Institutional structurer of the year: JP Morgan
JP Morgan takes this year’s institutional structuring award in recognition for a string of innovative multi-million-dollar deals with heavyweight US investors
Several concerns rested heavily on institutional investors in 2014, chief among them how to develop products compliant with ill-defined regulatory constraints. JP Morgan rose to the challenge with gusto.
One large institutional asset manager requested a mandatory, exchangeable note solution it could incorporate within both an onshore and offshore fund in a manner compliant with the US Hiring Incentives to Restore Employment (Hire) Act. This code imposes the US withholding tax of 30% on dividend-equivalent payments received by non-US persons, including those contained in equity-linked investments.
"The challenge was creating a legal structure that married well with the client's objectives. We designed a structure where both funds were served by a single Rule 144A private placement, which we settle in cash rather than stock. Our ability to deliver a consistent platform across different fund types while complying with regulation was a differentiating point for this client," says Larry Wilson, managing director for equity derivatives sales, North America at JP Morgan in New York.

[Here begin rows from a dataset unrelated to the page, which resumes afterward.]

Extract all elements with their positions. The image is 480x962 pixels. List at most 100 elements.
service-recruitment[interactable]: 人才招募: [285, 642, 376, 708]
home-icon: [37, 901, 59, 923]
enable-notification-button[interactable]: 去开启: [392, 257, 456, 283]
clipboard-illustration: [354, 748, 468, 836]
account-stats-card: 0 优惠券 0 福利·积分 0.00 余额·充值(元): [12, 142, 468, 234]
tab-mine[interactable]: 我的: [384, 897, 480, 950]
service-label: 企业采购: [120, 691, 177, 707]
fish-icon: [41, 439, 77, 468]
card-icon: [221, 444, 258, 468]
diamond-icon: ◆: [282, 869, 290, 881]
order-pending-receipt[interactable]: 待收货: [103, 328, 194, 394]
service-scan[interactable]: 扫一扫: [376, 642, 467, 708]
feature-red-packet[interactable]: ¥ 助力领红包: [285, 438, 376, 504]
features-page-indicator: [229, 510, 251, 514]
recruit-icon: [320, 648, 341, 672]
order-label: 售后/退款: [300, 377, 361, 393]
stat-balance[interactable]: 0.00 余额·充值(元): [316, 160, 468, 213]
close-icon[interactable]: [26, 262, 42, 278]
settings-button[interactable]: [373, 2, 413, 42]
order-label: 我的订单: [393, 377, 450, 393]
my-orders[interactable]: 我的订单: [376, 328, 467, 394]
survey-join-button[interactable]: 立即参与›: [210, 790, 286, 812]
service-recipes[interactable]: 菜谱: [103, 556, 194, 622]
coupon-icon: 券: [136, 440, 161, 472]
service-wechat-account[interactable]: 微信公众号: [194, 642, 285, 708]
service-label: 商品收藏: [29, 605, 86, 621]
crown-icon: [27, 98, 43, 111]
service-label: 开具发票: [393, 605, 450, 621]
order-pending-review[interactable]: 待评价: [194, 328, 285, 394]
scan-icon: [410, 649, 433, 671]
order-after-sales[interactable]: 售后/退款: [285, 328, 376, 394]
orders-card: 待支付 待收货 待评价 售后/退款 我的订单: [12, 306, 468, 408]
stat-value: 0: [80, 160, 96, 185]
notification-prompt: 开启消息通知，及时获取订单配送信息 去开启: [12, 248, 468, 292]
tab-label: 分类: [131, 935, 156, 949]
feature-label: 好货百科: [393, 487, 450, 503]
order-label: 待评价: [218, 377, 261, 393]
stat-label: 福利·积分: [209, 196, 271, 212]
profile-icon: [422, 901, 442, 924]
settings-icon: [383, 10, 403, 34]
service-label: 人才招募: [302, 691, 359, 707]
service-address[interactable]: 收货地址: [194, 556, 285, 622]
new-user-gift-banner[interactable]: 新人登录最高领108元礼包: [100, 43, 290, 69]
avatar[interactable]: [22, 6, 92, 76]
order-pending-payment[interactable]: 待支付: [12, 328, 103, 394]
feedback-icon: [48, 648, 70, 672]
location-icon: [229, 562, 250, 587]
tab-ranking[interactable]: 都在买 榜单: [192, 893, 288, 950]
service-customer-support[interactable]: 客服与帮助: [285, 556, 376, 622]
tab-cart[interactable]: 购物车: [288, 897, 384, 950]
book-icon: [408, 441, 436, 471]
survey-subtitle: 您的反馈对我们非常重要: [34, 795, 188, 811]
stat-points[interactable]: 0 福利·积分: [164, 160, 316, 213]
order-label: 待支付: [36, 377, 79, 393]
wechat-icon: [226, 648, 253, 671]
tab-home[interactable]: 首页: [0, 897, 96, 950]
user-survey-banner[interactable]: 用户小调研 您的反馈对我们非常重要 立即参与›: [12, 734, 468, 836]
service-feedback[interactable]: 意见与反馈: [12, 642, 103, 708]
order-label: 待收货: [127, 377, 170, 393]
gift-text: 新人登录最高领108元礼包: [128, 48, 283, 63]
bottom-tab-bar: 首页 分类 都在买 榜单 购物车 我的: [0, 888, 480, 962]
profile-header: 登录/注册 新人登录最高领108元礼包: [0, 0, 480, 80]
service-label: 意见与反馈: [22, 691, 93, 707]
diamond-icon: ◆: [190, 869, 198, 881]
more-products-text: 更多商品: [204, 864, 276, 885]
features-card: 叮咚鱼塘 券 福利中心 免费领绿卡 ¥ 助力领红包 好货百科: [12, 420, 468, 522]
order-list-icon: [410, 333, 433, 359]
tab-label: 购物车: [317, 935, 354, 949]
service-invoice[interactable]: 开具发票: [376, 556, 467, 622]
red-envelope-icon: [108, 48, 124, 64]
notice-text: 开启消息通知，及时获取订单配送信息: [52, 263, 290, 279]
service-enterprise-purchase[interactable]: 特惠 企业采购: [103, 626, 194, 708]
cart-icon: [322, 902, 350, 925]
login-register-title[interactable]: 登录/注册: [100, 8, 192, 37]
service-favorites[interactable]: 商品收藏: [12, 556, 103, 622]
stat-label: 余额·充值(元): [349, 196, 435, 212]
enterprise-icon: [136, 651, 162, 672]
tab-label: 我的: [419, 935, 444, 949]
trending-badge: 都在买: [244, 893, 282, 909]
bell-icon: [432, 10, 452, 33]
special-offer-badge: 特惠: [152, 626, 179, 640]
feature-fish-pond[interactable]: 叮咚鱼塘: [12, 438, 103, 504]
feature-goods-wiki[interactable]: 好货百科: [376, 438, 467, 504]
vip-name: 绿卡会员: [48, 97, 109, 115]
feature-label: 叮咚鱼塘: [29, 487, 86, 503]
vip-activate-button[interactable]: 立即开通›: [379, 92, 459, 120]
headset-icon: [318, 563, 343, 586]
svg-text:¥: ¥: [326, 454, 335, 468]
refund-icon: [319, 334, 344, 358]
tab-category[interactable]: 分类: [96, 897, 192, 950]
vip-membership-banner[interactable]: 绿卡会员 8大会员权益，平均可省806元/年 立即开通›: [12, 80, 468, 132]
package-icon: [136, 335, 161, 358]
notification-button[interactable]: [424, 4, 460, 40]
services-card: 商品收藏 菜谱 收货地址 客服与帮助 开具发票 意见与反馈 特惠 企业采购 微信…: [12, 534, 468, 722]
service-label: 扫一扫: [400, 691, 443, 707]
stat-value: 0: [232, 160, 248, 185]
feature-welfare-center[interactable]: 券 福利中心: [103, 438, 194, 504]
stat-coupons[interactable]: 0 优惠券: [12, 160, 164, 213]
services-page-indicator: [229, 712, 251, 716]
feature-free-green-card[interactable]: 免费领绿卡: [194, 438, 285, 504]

Each domicile would typically require a separate transaction, but the asset manager client wanted to consolidate the trade under a single security identifier to be efficient from an operational, market and tax perspective. The latter is of increasing concern to asset managers due to the enactment of Section 871(m) of the US Internal Revenue Code, introduced under the Hire Act, and the broad scope of proposed rules to implement it. The final regulations are expected to adopt the approach of these proposals.
The structure JP Morgan came up with is fully compliant with both the statutory provision and requirements of the proposed regulations. While it was a tailored solution, Wilson believes it is replicable enough to be rolled out to other institutional clients with funds in both onshore and offshore accounts.
“We were able to access deep pockets of liquidity and offset risk by leaning on our strong institutional footprint with investors who wanted to express different cross-asset views” – Larry Wilson, head of structured investments distributor marketing in New York
The list of heavyweight US investors fed up with expensive and often underperforming allocations to alternative active managers continued to grow in 2014. Less remarked upon was the increasing number seeking to test-drive passive alternative investments in the form of algo-driven systematic strategy indexes - a market where JP Morgan has been head and shoulders above its peers over the past year.
One illustration is a deal with a large mutual insurer that was seeking exposure to a range of asset classes, including equity, rates, commodities and volatility, in an all-in-one index that maximised returns while restraining volatility.
Of the five dealers shortlisted by the insurer, JP Morgan ran away with the mandate, the client tells Structured Products, by offering a broad range of strategies across 50 indexes - from which the insurer could choose - and presenting a transparent algorithm to determine allocations between them.
The logic underpinning this idea fitted best with the client's overall goal of optimising risk premia gains through a dynamically weighted strategy and no other dealer was able to provide the risk-return profile it was looking for. The insurer entered into a $100 million notional total return swap (TRS) on the suite of indexes with the bank in February 2014.
"The client signed off on the final portfolio and entered a TRS with us on the selected underlyings. It's done well and they've kept the position past the original maturity. We have two further mandates in the works using a similar structure," says Wilson.
JP Morgan took an innovative approach to assisting institutional clients with more bread-and-butter trades, such as helping a large insurer to overcome the challenge of hedging its variable annuity risk. These annuities are tax-deferred retirement investments with a minimum guaranteed payout and income riders linked to the performance of selected mutual funds.
The selling of these guarantees makes the insurer short long-dated equity puts, exposing it to both equity and rates risk. As interest rates fall, the value of the guarantees they are short will increase, inflicting losses.
Insurers typically use a combination of futures, options and swaps to hedge against this risk. But in order to protect against the worst-case scenario of falling rates and equities, JP Morgan worked with a large insurer to put in place a bespoke, equity interest rate hybrid options hedge. These structures provide protection against rates and equity movements at a significant discount to vanilla equity puts, thanks to the inclusion of correlation risk.
"We were able to access deep pockets of liquidity and offset risk by leaning on our strong institutional footprint with investors who wanted to express different cross-asset views. These included hedge funds, asset managers or even other insurance companies," says Wilson.
The transaction left JP Morgan's book with two types of exotic risk: equity and rates correlation, and digital risk. The digital risk refers to the danger that towards expiration, the equity put is in-the-money, but the rate component is close to the barrier beyond which it will knock out. On the flipside, it can refer to when the rates component is in-the-money, but the put is close to expiring at or below the strike price.
Trying to lay off both risks to the Street in combination is difficult, as digital risk increases in tandem with correlation risk, so JP Morgan's sales, trading and structuring teams worked together to disaggregate the digital risk to make it easier to hedge.